O garoto se aproxima de Antônio.
"Com licença."
"Tá ocupado."
Se olham. Há algo de errado em guardar o lugar no ônibus? Parece que sim, todo mundo sempre fica meio surpreso. Aparentemente, não se marcam muitos encontros em ônibus ultimamente – caso um dia se tenham marcado. O senhor, no entanto, não parece abalado pelo estranhamento do rapaz e fixa os olhos nele à espera de alguma reação. Mas não há nada pelo que discutir exceto o algo inusitado da situação.
E por mais estranho ou extraordinário que possa parecer, Antônio faz isso com freqüência. Uma vez no mês, pra ser exato; um ritual de conjuração que ele mesmo inventou. No dia 23 de agosto de 1983 conheceu Cida nessa linha e, por qualquer motivo dos muitos, se apaixonou. Encontraram-se algumas vezes, chegaram a namorar. Um dia, sem explicação nenhuma, Cida desapareceu da vida de Antônio com um pedaço daquilo que ele sentia quase físico, material. Atrás dela, ou dessa coisa que ninguém sabe direito o quê, passou a freqüentar a linha 142 todo dia 23 às cinco. Mas isso não foi logo depois.
Antes comprou um cachorro, assinou a TV a cabo e ganhou uma promoção, dentre essas outras coisas que acontecem quando se vai envelhecendo. Casou umas duas vezes e se separou. Teve um filho, como é de se imaginar. O moleque deve estar terminando a faculdade agora. Não o perdoa por ter abandonado a mãe atrás de outra mulher, mas Antônio sabe que um dia ele vai entender.
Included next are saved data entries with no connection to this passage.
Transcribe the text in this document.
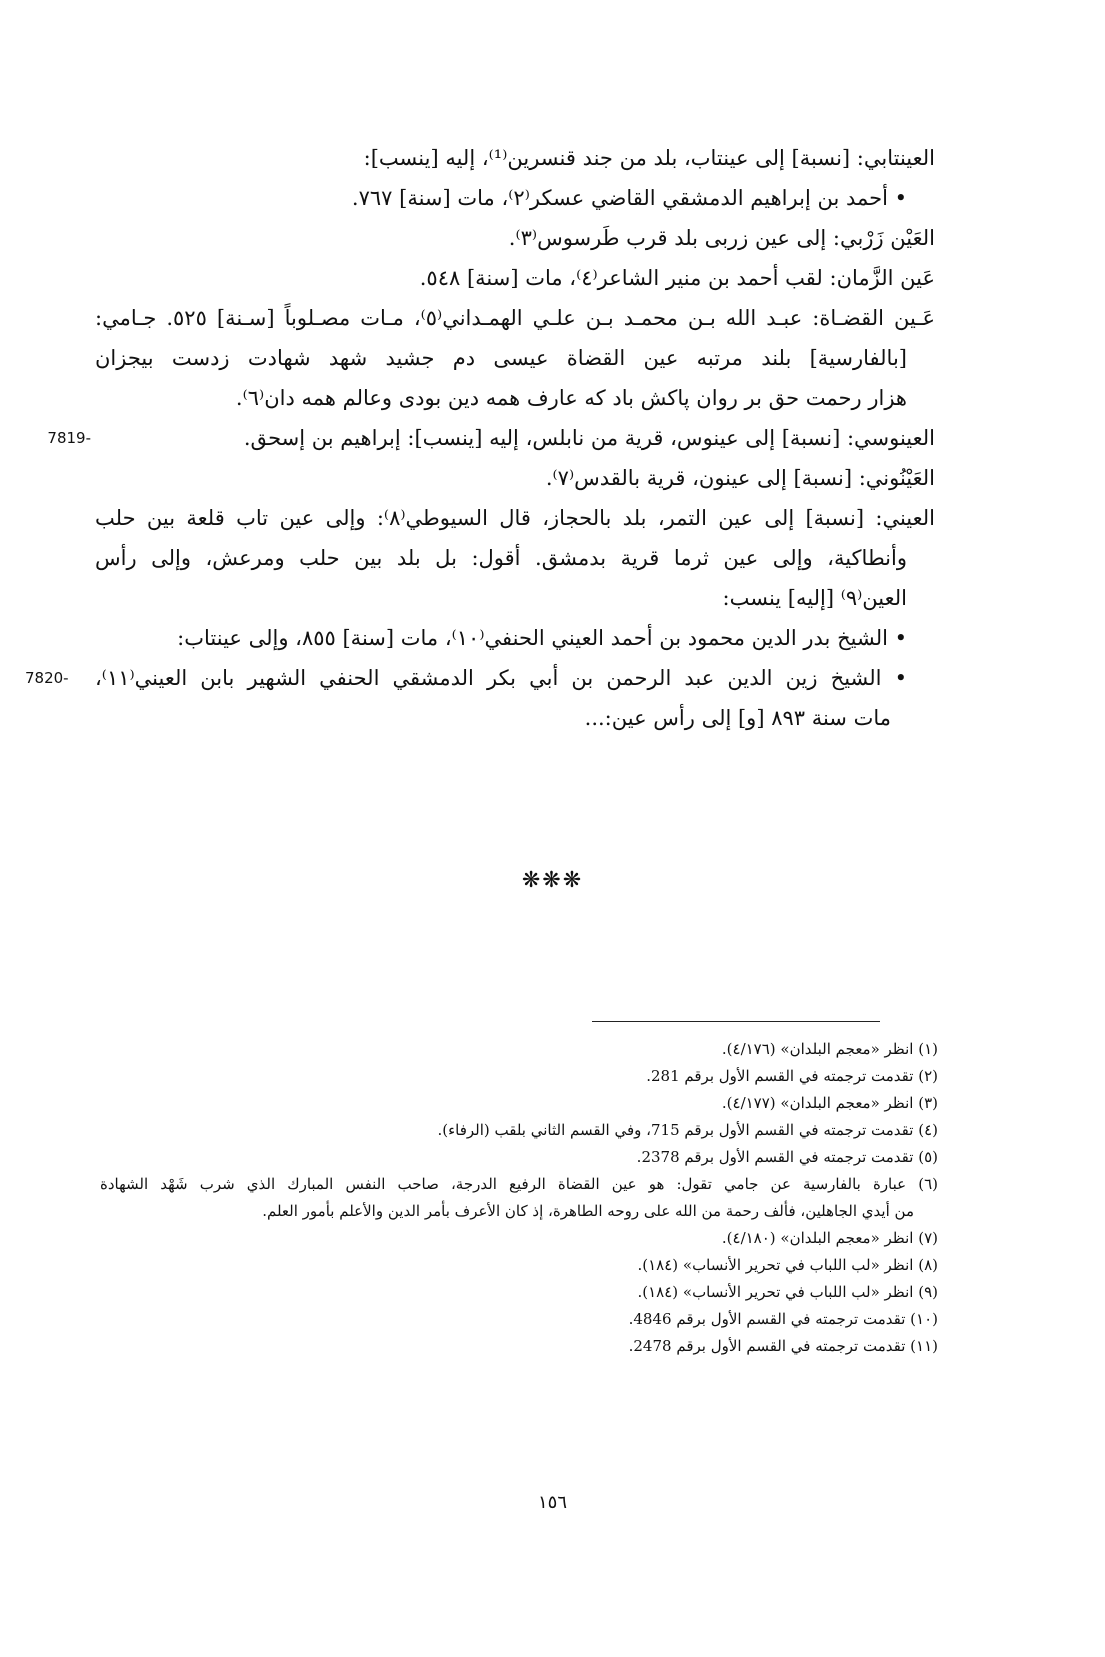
العينتابي: [نسبة] إلى عينتاب، بلد من جند قنسرين⁽¹⁾، إليه [ينسب]:
• أحمد بن إبراهيم الدمشقي القاضي عسكر⁽٢⁾، مات [سنة] ٧٦٧.
العَيْن زَرْبي: إلى عين زربى بلد قرب طَرسوس⁽٣⁾.
عَين الزَّمان: لقب أحمد بن منير الشاعر⁽٤⁾، مات [سنة] ٥٤٨.
عَـين القضـاة: عبـد الله بـن محمـد بـن علـي الهمـداني⁽٥⁾، مـات مصـلوباً [سـنة] ٥٢٥. جـامي:
[بالفارسية] بلند مرتبه عين القضاة عيسى دم جشيد شهد شهادت زدست بيجزان
هزار رحمت حق بر روان پاكش باد كه عارف همه دين بودى وعالم همه دان⁽٦⁾.
7819-	العينوسي: [نسبة] إلى عينوس، قرية من نابلس، إليه [ينسب]: إبراهيم بن إسحق.
العَيْنُوني: [نسبة] إلى عينون، قرية بالقدس⁽٧⁾.
العيني: [نسبة] إلى عين التمر، بلد بالحجاز، قال السيوطي⁽٨⁾: وإلى عين تاب قلعة بين حلب
وأنطاكية، وإلى عين ثرما قرية بدمشق. أقول: بل بلد بين حلب ومرعش، وإلى رأس
العين⁽٩⁾ [إليه] ينسب:
• الشيخ بدر الدين محمود بن أحمد العيني الحنفي⁽١٠⁾، مات [سنة] ٨٥٥، وإلى عينتاب:
7820- • الشيخ زين الدين عبد الرحمن بن أبي بكر الدمشقي الحنفي الشهير بابن العيني⁽١١⁾،
مات سنة ٨٩٣ [و] إلى رأس عين:...
❋❋❋
(١) انظر «معجم البلدان» (٤/١٧٦).
(٢) تقدمت ترجمته في القسم الأول برقم 281.
(٣) انظر «معجم البلدان» (٤/١٧٧).
(٤) تقدمت ترجمته في القسم الأول برقم 715، وفي القسم الثاني بلقب (الرفاء).
(٥) تقدمت ترجمته في القسم الأول برقم 2378.
(٦) عبارة بالفارسية عن جامي تقول: هو عين القضاة الرفيع الدرجة، صاحب النفس المبارك الذي شرب شَهْد الشهادة
من أيدي الجاهلين، فألف رحمة من الله على روحه الطاهرة، إذ كان الأعرف بأمر الدين والأعلم بأمور العلم.
(٧) انظر «معجم البلدان» (٤/١٨٠).
(٨) انظر «لب اللباب في تحرير الأنساب» (١٨٤).
(٩) انظر «لب اللباب في تحرير الأنساب» (١٨٤).
(١٠) تقدمت ترجمته في القسم الأول برقم 4846.
(١١) تقدمت ترجمته في القسم الأول برقم 2478.
١٥٦
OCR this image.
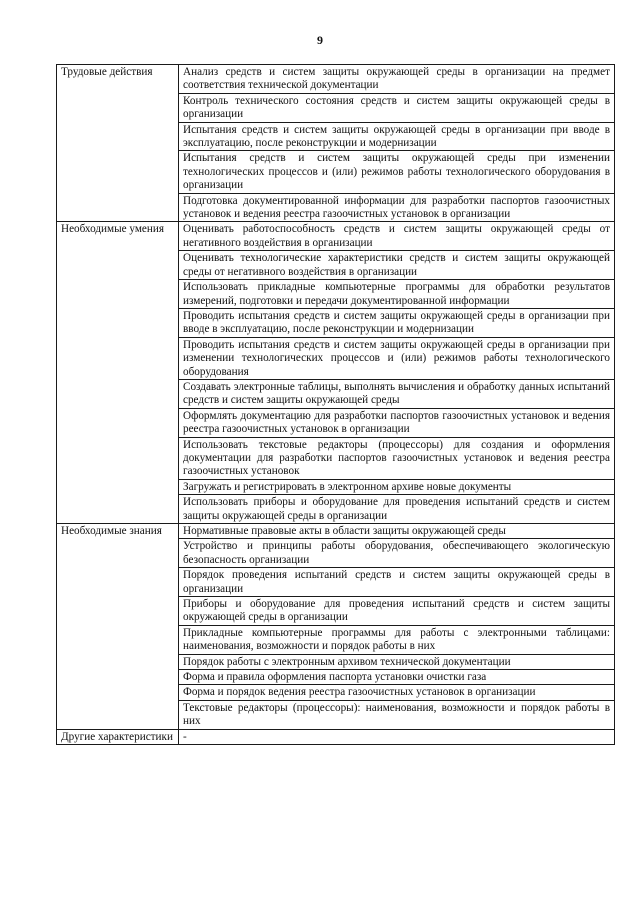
9
Трудовые действия	Анализ средств и систем защиты окружающей среды в организации на предмет соответствия технической документации
	Контроль технического состояния средств и систем защиты окружающей среды в организации
	Испытания средств и систем защиты окружающей среды в организации при вводе в эксплуатацию, после реконструкции и модернизации
	Испытания средств и систем защиты окружающей среды при изменении технологических процессов и (или) режимов работы технологического оборудования в организации
	Подготовка документированной информации для разработки паспортов газоочистных установок и ведения реестра газоочистных установок в организации

Необходимые умения	Оценивать работоспособность средств и систем защиты окружающей среды от негативного воздействия в организации
	Оценивать технологические характеристики средств и систем защиты окружающей среды от негативного воздействия в организации
	Использовать прикладные компьютерные программы для обработки результатов измерений, подготовки и передачи документированной информации
	Проводить испытания средств и систем защиты окружающей среды в организации при вводе в эксплуатацию, после реконструкции и модернизации
	Проводить испытания средств и систем защиты окружающей среды в организации при изменении технологических процессов и (или) режимов работы технологического оборудования
	Создавать электронные таблицы, выполнять вычисления и обработку данных испытаний средств и систем защиты окружающей среды
	Оформлять документацию для разработки паспортов газоочистных установок и ведения реестра газоочистных установок в организации
	Использовать текстовые редакторы (процессоры) для создания и оформления документации для разработки паспортов газоочистных установок и ведения реестра газоочистных установок
	Загружать и регистрировать в электронном архиве новые документы
	Использовать приборы и оборудование для проведения испытаний средств и систем защиты окружающей среды в организации

Необходимые знания	Нормативные правовые акты в области защиты окружающей среды
	Устройство и принципы работы оборудования, обеспечивающего экологическую безопасность организации
	Порядок проведения испытаний средств и систем защиты окружающей среды в организации
	Приборы и оборудование для проведения испытаний средств и систем защиты окружающей среды в организации
	Прикладные компьютерные программы для работы с электронными таблицами: наименования, возможности и порядок работы в них
	Порядок работы с электронным архивом технической документации
	Форма и правила оформления паспорта установки очистки газа
	Форма и порядок ведения реестра газоочистных установок в организации
	Текстовые редакторы (процессоры): наименования, возможности и порядок работы в них

Другие характеристики	-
Por mais cruel que se possa imaginar alguém, no fim, as pessoas acabam nem sendo tão más – é só um pouco de ressentimento estragando as coisas. Já com a segunda mulher não quis ter um filho. Havia algo de errado em conceber uma pessoa com alguém parecido assim com Cida. Era como uma traição perversa. Ao mesmo tempo via através do rosto dessa segunda uma projeção de desejos que não conseguia reprimir, mas como seu olhar a atravessava para longe, ela se foi. É triste magoar alguém assim e, ao mesmo tempo, terrivelmente mundano.
Depois disso, não sei direito. Ver o simulacro virar-lhe as costas foi como uma mensagem, algo lhe dizia que correr atrás dela era como disparar sempre o mesmo gatilho de eventos culminando no seu abandono. Tudo ficou turvo e absolutamente aborrecido. Quase demitiu-se, quis se matar. Estava preso entre sua vontade e as inexorabilidades que inventou. E foi pensando, conversou com os amigos – aqueles preocupados o suficiente para lhe perguntar sobre o problema –, até chegar à conclusão de que as coisas estavam erradas não por conta de Cida, mas da sua ausência.
Sabe-se lá quando a idéia toda fez sentido, e como faz tempo, já não se poderia lembrar. Tudo o que faz é descer no último ponto, comprar um sorvete e ir ao cinema, como faria se a tivesse encontrado. Depois da sessão, já com estrelas contaminando o céu, Antônio joga o canhoto no lixo e entra no ônibus. Finge pra si mesmo não importar.